Note: this is my second attempt to send this. I added an addendum which has
already arrived so I am trying again with my first message. I appologize if
you get a repeat.:
I've not seen Kumihemo before. However, looking at the results of the
Kumihemo process shown in the powerpoint presentation reminded me of some
braiding my own children did for awhile, without a loom. It was done with
lengths of embroidery thread tied so each pair ended in a loop. The loops
are held in both hands and switched back and forth to create a braid. It is
very easy and fast to do, requires no equipment except some sort of anchor
(like a safety pin), and can be learned by younger children.
I looked up fingerbraiding and found a photographic demonstration of the
process at http://artroomk-6.tripod.com/spinning/spinactivity.htm (I could
find no attribution for this, it appears to be put up by a classroom
teacher). I found a history of this technique at
http://www.bumply.com/Medieval/finger.htm Copyright Andy Goddard 1997 as a
technique used in Medieval England. Some demonstrations of variations and a
short bibliography: http://www.stringpage.com/braid/fl/fingerloop.html . At
the time, the people who taught us told us that this had been used by
sailors also to make rope, but I don't know if this is accurate since I've
never investigated the background. There are many more links by searching
for finger braiding and fingerloop braiding.
A comment about the appeal to children: My children were participating in a
local theater production that used many children and ran for about 6 weeks.

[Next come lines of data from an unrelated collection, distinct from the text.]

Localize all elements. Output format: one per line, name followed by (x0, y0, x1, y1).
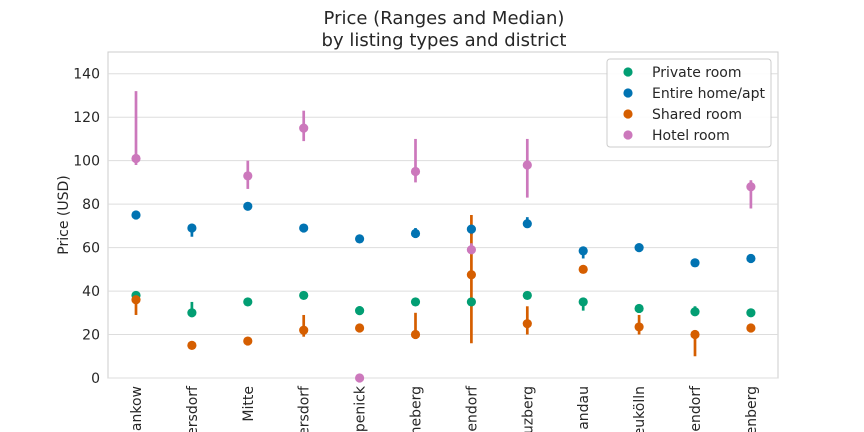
median-point (355, 234, 365, 244)
legend-items: Private room Entire home/apt Shared room Ho… (623, 65, 765, 144)
median-point (410, 166, 421, 177)
legend-marker (623, 67, 633, 77)
median-point (522, 290, 532, 301)
median-point (466, 245, 476, 255)
median-point (634, 303, 644, 314)
legend-label: Entire home/apt (652, 86, 765, 102)
legend-label: Shared room (652, 107, 742, 123)
legend-marker (623, 88, 633, 98)
median-point (522, 319, 532, 329)
median-point (522, 219, 532, 229)
median-point (746, 323, 756, 333)
median-point (299, 223, 309, 233)
median-point (466, 297, 476, 307)
y-tick-labels: 0 20 40 60 80 100 120 140 (73, 67, 100, 387)
y-axis-label: Price (USD) (56, 175, 72, 254)
legend-marker (623, 130, 633, 140)
median-point (243, 336, 253, 346)
median-point (131, 295, 141, 305)
legend-marker (623, 109, 633, 119)
y-tick-label: 20 (82, 328, 100, 344)
x-tick-label: neberg (409, 386, 425, 432)
median-point (355, 323, 365, 333)
median-point (355, 306, 365, 316)
median-point (466, 224, 476, 234)
median-point (410, 297, 421, 307)
median-point (187, 223, 197, 233)
x-tick-label: ersdorf (297, 385, 313, 432)
x-tick-label: endorf (688, 385, 704, 432)
median-point (243, 201, 253, 211)
x-tick-labels: ankow ersdorf Mitte ersdorf penick neberg endo… (129, 385, 760, 432)
median-point (522, 160, 532, 170)
x-tick-label: Mitte (241, 386, 257, 422)
median-point (578, 246, 588, 256)
median-point (690, 307, 700, 317)
median-point (690, 329, 700, 340)
y-tick-label: 0 (91, 371, 100, 387)
y-tick-label: 120 (73, 110, 100, 126)
legend-box (606, 58, 772, 148)
median-point (131, 153, 141, 164)
y-tick-label: 140 (73, 67, 100, 83)
y-tick-label: 40 (82, 284, 100, 300)
x-tick-label: andau (576, 386, 592, 430)
median-point (578, 264, 588, 274)
x-tick-label: enberg (744, 386, 760, 432)
x-tick-label: ersdorf (185, 385, 201, 432)
median-point (634, 322, 644, 332)
median-point (243, 297, 253, 307)
median-point (410, 228, 421, 239)
median-point (578, 297, 588, 307)
x-tick-label: uzberg (520, 386, 536, 432)
median-point (466, 270, 476, 280)
legend-label: Hotel room (652, 128, 730, 144)
chart-title-line2: by listing types and district (322, 30, 567, 51)
median-point (746, 182, 756, 192)
x-tick-label: ankow (129, 386, 145, 431)
median-point (746, 308, 756, 318)
median-point (187, 308, 197, 318)
median-point (299, 290, 309, 301)
chart-title-line1: Price (Ranges and Median) (324, 8, 565, 29)
median-point (690, 258, 700, 268)
median-point (355, 373, 365, 383)
median-point (187, 340, 197, 350)
median-point (746, 253, 756, 264)
legend: Private room Entire home/apt Shared room Ho… (606, 58, 772, 148)
median-points (131, 123, 756, 383)
y-tick-label: 60 (82, 241, 100, 257)
median-point (299, 325, 309, 335)
median-point (243, 171, 253, 181)
median-point (410, 329, 421, 340)
x-tick-label: eukölln (632, 386, 648, 432)
y-tick-label: 100 (73, 154, 100, 170)
median-point (299, 123, 309, 133)
x-tick-label: endorf (464, 385, 480, 432)
median-point (131, 210, 141, 220)
x-tick-label: penick (353, 385, 369, 432)
legend-label: Private room (652, 65, 741, 81)
y-tick-label: 80 (82, 197, 100, 213)
median-point (634, 243, 644, 253)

The children spent a lot of time waiting in the green room between their
scenes. One girl started doing this braid to pass the time and soon almost
all of the children in the show (ranging in age from 8 to 14) and many of
the parents supervising them learned the technique. They created hundreds of
braids which they started selling in the lobby of the theater as a
fundraiser, and then donated the proceeds to the Playhouse.